9. Appellees also contend that the clause in question is unreasonable and therefore invalid. It bases this contention on the fact that the limitation on the use of said real estate is unlimited as to time. It has been held repeatedly in this state that a contract reasonably limited as to the territory in which a specified business is not to be' carried on is not rendered invalid because the restriction as to time is indefinite. Bowser v. Bliss (1845), 7 Blackf. 344, 43 Am. Dec. 93; Martin v. Murphy (1891), 129 Ind. 464, 28 N. E. 1118; Eisel v. Hayes (1895), 141 Ind. 41, 40 N. E. 119; Beatty v. Coble (1895), 142 Ind. 329, 41 N. E. 590; O’Neal v. Hines (1896), 145 Ind. 32, 43 N. E. 946. An application of the principle involved, in this rule as to the facts of the instant case is decisive against the *437contention of appellees in regard to the unreasonableness of the restriction contained in the clause under consideration.

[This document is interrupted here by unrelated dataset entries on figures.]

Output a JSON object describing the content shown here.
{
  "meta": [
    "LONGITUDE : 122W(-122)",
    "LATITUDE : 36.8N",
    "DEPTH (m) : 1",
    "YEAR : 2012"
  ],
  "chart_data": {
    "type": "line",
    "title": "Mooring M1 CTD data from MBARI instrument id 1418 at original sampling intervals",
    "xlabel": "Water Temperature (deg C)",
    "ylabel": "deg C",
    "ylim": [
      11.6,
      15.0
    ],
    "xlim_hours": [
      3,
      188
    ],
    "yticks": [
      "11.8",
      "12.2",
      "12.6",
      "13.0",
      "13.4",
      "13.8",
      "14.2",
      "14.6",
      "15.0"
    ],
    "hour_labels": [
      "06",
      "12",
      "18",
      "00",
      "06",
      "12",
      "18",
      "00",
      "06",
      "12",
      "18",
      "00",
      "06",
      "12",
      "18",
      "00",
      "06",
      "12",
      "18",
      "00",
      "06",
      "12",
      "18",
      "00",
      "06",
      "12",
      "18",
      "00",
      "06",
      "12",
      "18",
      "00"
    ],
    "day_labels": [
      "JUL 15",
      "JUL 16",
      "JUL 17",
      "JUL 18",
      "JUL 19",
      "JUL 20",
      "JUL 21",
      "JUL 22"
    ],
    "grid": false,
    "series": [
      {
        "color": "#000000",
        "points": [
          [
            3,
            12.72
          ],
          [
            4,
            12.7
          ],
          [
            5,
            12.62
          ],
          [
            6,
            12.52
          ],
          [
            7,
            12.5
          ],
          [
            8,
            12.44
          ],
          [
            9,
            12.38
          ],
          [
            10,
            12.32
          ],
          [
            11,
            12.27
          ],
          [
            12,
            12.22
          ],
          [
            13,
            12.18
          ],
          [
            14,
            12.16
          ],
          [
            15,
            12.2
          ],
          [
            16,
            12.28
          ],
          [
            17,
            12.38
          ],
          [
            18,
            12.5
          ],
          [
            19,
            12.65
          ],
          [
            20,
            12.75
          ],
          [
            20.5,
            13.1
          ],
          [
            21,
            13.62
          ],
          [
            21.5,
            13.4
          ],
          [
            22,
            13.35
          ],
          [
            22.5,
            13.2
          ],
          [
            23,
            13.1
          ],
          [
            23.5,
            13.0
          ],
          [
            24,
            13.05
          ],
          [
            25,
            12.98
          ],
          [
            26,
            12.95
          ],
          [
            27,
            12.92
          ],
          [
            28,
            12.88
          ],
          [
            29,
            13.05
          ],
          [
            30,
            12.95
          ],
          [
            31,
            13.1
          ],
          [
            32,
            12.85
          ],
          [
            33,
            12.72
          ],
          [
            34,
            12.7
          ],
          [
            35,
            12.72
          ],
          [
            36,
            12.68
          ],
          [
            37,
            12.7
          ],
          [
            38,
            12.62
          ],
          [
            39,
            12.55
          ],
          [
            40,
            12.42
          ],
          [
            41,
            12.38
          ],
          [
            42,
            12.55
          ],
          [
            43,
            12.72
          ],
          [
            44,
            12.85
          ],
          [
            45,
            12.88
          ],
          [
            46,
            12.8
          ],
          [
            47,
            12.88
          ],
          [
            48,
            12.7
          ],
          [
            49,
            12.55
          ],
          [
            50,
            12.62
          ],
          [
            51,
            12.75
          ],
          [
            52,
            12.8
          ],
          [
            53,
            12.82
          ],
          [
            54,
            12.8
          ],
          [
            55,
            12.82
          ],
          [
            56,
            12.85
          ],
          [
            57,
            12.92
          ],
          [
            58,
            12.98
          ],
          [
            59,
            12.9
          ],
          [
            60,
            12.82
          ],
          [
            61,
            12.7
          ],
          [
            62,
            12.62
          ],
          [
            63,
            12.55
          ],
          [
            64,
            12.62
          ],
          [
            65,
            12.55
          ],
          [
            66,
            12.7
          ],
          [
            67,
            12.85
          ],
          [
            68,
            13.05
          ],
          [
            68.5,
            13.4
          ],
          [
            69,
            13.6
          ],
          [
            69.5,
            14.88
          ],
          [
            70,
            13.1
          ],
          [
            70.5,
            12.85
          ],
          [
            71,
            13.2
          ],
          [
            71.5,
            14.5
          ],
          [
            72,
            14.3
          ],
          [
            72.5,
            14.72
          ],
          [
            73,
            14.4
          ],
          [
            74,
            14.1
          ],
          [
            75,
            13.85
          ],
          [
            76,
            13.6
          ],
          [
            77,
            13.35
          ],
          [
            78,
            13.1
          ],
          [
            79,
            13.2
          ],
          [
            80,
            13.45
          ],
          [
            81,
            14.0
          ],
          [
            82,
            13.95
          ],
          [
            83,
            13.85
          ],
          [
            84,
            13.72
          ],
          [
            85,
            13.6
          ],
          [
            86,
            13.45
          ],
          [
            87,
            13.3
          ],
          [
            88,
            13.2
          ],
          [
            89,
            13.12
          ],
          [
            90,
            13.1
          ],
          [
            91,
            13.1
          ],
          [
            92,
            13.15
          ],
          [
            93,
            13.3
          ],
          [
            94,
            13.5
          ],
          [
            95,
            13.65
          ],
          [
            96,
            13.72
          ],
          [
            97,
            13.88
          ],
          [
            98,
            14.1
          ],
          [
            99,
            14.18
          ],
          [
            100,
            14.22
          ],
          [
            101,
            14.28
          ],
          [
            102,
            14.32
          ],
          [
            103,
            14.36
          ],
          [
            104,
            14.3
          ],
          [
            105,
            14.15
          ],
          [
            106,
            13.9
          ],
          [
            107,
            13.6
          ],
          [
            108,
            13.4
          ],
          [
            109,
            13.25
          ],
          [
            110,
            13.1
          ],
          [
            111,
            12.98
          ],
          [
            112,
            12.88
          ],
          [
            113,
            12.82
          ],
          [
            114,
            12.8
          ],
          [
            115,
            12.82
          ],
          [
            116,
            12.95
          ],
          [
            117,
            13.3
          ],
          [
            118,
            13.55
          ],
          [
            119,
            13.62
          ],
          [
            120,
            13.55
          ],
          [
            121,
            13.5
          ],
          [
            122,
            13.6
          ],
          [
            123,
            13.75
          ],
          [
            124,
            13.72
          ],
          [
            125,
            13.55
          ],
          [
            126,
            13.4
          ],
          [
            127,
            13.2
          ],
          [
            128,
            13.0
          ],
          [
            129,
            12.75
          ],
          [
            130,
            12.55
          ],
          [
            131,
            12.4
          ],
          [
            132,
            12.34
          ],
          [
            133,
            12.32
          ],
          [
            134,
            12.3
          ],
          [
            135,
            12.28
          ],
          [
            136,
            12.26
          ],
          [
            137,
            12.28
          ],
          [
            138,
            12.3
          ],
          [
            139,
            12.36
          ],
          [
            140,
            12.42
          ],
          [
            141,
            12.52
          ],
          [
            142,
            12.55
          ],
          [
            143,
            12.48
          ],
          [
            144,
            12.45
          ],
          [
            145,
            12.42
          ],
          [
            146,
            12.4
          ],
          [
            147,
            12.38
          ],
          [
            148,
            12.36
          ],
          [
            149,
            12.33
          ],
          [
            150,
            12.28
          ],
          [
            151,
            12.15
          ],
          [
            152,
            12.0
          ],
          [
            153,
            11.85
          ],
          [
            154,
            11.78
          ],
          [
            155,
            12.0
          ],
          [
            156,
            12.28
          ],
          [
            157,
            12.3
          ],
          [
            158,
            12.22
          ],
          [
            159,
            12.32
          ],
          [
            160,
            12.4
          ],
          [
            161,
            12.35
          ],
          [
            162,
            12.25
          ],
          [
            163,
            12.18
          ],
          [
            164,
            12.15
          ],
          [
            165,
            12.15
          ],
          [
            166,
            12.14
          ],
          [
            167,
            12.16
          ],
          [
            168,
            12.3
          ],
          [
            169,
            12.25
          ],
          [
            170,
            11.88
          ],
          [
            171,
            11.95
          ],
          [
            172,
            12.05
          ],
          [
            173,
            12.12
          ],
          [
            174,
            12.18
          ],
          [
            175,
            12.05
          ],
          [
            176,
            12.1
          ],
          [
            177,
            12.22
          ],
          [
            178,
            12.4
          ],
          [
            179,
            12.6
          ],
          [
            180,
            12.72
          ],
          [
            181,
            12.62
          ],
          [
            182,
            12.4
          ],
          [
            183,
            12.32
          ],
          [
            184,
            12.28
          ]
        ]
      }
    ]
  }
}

No reason appearing for holding that the condition in the deed is invalid, we are of the opinion that the decision of the court on the issues formed on appellee’s cross-complaint is not sustained by sufficient evidence, and that appellant’s motion for a new trial as to such issues must be sustained. The judgment in appellee’s favor on the issues formed on the complaint in therefore affirmed, and the judgment in their favor on the issues formed on the cross-complaint is reversed, with instructions to sustain appellant’s motion for a new trial on such issues, and for further proceedings consistent with this opinion. One-half of the cost of this appeal is adjudged against appellant, and the remaining half thereof is adjudged against appellees.